Inside the walled city of Kowloon, there were 50,000 residents eked out a grimly living in the most densely populated place on earth. The city was a phenomenon with 33,000 families and business living in more than 300 interconnected high rise buildings, all constructed without the contribution of a single architect. Canadians Greg Girard (The photographer)and his partner Ian Lambot spent 5 years slogged to discover and got themselves familiar with the Chinese city before it was demolished in 1992. The result of their hard-work was the turning up of these stunning, fascinating pictures cleverly and brilliantly captured on the daily life of the people and their neighbourhood.
Kowloon walled city was notorious for crimes and drugs but most of the residents there lived peacefully until it was demolished in early 90s.
Canadian photographer Greg Girard and Ian Lambot spent 5 years getting to know the residents and taking pictures of the densely populated buildings.Mr Liu the postman was assigned to begin work there in 1976; he had no choice but to go. He was one of the very few people knew the in and out of the walled city. He wore a hat to protect him from the constant drippings.
The shrieks of children playing on rooftops were familiarly drowned out by the sounds of jet engines as aircrafts powered through their last 100 meters on the runway of Kai Tak Airport.
For many people living in the upper levels of the city, the roof was an invaluable sanctuary. There it was a lung of fresh air and escape from the claustrophobia of the windowless flats below.
The city, lit up during the night was the scene of the movie Crime Story starring Jackie Chan and included the real scene of building exploding.
A Kowloon Walled City resident who was dissatisfied with compensation pay-outs from the government sat on a pavement in protest as police began the clearing operation.
Food processors admitted they moved into the walled city to benefit from the low rents and to seek refuge from the jurisdiction of government health and sanitary inspectors.
A work place during the day would turn into a living room at night when Hui Tung Choy's wife and two daughters joined him at his noodle business. The children's play and homework space was a flour-encrusted work bench.
Law Yu Yi, aged 90, lived in a small and humid 3rd floor flat with her son's wife off Lung Chun First Alley. The arrangement is typical of traditional Chinese values in which the daughter-in-law look after her aged in laws.

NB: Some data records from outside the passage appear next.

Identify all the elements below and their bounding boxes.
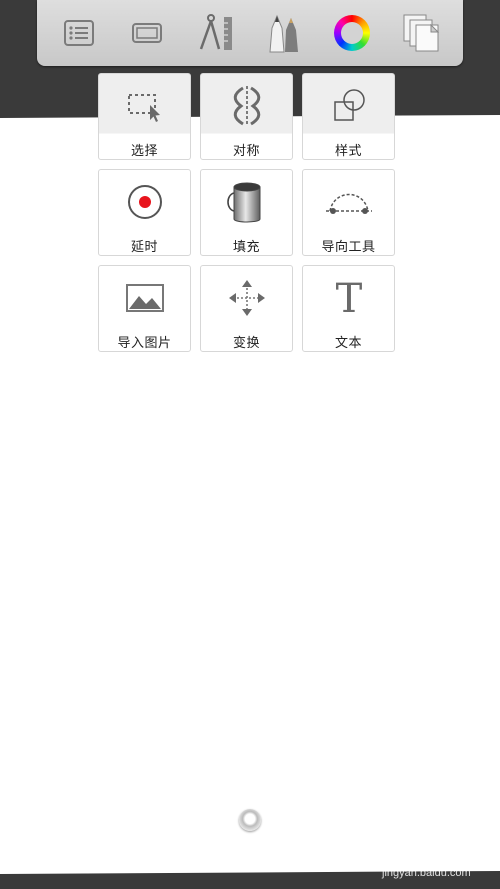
tool-label: 文本 bbox=[334, 336, 362, 351]
pencils-icon[interactable] bbox=[260, 9, 308, 57]
tool-style[interactable]: 样式 bbox=[302, 73, 395, 160]
tool-guides[interactable]: 导向工具 bbox=[302, 169, 395, 256]
canvas-frame-icon[interactable] bbox=[123, 9, 171, 57]
tool-symmetry[interactable]: 对称 bbox=[200, 73, 293, 160]
guide-curve-icon bbox=[303, 178, 394, 226]
tool-transform[interactable]: 变换 bbox=[200, 265, 293, 352]
color-wheel-icon[interactable] bbox=[328, 9, 376, 57]
watermark-brand: Bai经验 bbox=[372, 838, 456, 863]
tool-label: 导向工具 bbox=[321, 240, 376, 255]
tool-label: 导入图片 bbox=[117, 336, 172, 351]
tool-label: 填充 bbox=[232, 240, 260, 255]
compass-ruler-icon[interactable] bbox=[192, 9, 240, 57]
home-indicator[interactable] bbox=[239, 809, 261, 831]
svg-text:T: T bbox=[335, 276, 362, 320]
layers-list-icon[interactable] bbox=[55, 9, 103, 57]
image-import-icon bbox=[99, 274, 190, 322]
tool-select[interactable]: 选择 bbox=[98, 73, 191, 160]
watermark: Bai经验 jingyan.baidu.com bbox=[372, 833, 494, 883]
tool-timelapse[interactable]: 延时 bbox=[98, 169, 191, 256]
tool-label: 对称 bbox=[232, 144, 260, 159]
top-toolbar bbox=[37, 0, 463, 66]
transform-arrows-icon bbox=[201, 274, 292, 322]
tool-label: 变换 bbox=[232, 336, 260, 351]
style-shapes-icon bbox=[303, 82, 394, 130]
tool-label: 选择 bbox=[130, 144, 158, 159]
text-icon: T bbox=[303, 274, 394, 322]
copy-pages-icon[interactable] bbox=[397, 9, 445, 57]
watermark-url: jingyan.baidu.com bbox=[382, 867, 471, 879]
tool-fill[interactable]: 填充 bbox=[200, 169, 293, 256]
tool-label: 延时 bbox=[130, 240, 158, 255]
record-icon bbox=[99, 178, 190, 226]
tool-import-image[interactable]: 导入图片 bbox=[98, 265, 191, 352]
tool-label: 样式 bbox=[334, 144, 362, 159]
selection-icon bbox=[99, 82, 190, 130]
paint-bucket-icon bbox=[201, 178, 292, 226]
tool-text[interactable]: T 文本 bbox=[302, 265, 395, 352]
symmetry-icon bbox=[201, 82, 292, 130]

Grocery store owner Chan Pak, 60, in his tiny Lung Chun Back Road. He has a passion for cats, and owned 7 of them when this picture was taken.
This hairdresser put curlers in a customer's hair at a saloon in the walled city. Many people still lived there despite drugs and crime problems.
A child with a grazed knee sat on the counter top in a tiny shop that sold essentials like toilet paper and canned foods. Cigarettes were also displayed in a cabinet.
The area was made up of 300 high-rise interconnected buildings, built without the contribution of any architect, and ungoverned by Hong Kong's health and safety regulations.
Thousands of people went about their lives daily with many making do with what space they had to grow plants or hand wash on their balconies above the busy shops and streets below.
A rooftop view of the city at night which showed just few of the thousand of TV aerials installed on top of the buildings.
Over time, both the British and Chinese governments found the massive, anarchic city to be increasingly intolerable, despite the low reported crime rate in recent years.
Workers-not restricted by health and safety
regulations prepared their fish for sale.
A wall in a home adorned with clocks
and pictures of relatives.
Daylight barely penetrated the rubbish-strewn grille over the city's Tin Hau Temple which was built in 1951 in an alley off Lo Yan Street.
The government spent around HK$2.7 Billion in compensation to the estimated 33,000 families and businesses. Some were not satisfied and tried to stop the evacuations.